2 to 3 Carrots *250 to 300g
1 can (95g) Tuna *I used Tuna in Springwater
2 teaspoons Toasted Sesame Seeds

Dressing
1 tablespoon Sesame Oil
1 clove Garlic
1/4 teaspoon Salt *alter the amount
1/4 teaspoon Asian Chicken Bouillon Powder *optional
1 teaspoon Soy Sauce
1 teaspoon Rice Vinegar
Chilli Flakes OR Ground Chilli as required

Method
  1. Combine all the Dressing ingredients in a mixing bowl. *Note: If you use Tuna in Oil, you may wish to use the Oil as well. In that case, alter the amount of Sesame Oil.
  2. Cut Carrots into thin strips.
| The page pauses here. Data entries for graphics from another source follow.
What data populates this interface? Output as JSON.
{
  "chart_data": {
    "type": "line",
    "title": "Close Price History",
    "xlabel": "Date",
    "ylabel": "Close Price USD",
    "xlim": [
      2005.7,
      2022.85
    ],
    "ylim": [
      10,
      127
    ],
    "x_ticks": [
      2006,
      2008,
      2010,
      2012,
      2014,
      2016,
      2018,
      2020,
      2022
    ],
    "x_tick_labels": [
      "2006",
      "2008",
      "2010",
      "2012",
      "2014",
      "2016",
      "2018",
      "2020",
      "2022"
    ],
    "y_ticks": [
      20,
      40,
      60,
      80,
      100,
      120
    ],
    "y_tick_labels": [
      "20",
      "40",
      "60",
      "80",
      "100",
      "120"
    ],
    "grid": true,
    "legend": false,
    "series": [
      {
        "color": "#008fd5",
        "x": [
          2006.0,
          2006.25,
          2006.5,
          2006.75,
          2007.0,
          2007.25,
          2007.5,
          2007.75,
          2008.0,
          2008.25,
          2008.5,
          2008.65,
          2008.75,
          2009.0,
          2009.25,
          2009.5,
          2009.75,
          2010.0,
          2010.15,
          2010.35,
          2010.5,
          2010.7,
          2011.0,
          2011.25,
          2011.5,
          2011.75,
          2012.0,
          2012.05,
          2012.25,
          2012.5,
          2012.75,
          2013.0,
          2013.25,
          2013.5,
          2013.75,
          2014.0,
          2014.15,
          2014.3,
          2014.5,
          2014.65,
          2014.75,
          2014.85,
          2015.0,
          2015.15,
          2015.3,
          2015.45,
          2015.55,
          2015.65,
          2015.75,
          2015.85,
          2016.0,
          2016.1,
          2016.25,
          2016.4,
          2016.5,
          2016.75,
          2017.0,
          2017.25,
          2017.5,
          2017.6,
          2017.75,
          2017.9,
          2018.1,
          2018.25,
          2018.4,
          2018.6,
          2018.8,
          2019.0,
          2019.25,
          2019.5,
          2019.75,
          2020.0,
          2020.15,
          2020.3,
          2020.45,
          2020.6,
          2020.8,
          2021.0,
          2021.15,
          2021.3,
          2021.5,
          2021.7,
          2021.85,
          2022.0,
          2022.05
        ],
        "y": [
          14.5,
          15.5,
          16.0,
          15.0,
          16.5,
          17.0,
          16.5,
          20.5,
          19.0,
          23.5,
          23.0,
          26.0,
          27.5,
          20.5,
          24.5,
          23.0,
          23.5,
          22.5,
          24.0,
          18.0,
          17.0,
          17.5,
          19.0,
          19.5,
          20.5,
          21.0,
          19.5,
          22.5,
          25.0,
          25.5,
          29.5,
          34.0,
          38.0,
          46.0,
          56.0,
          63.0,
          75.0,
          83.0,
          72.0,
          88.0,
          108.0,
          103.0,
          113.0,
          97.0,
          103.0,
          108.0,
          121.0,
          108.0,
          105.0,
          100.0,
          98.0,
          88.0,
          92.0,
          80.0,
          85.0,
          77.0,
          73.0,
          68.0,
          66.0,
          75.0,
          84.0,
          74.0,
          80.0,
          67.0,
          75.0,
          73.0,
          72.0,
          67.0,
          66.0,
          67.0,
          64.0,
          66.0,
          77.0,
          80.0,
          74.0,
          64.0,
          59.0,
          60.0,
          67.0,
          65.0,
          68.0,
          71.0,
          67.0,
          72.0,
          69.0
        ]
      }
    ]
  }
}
It would be easy if you use a vegetable slicer. *Note: I don’t cook the sliced Carrots, but you can blanch OR microwave them if you prefer.
  3. Add the Carrots to the Dressing and mix well. Drain the can of Tuna and add to the Carrots, add Toasted Sesame Seeds as well, and mix to combine. Add extra Salt if required.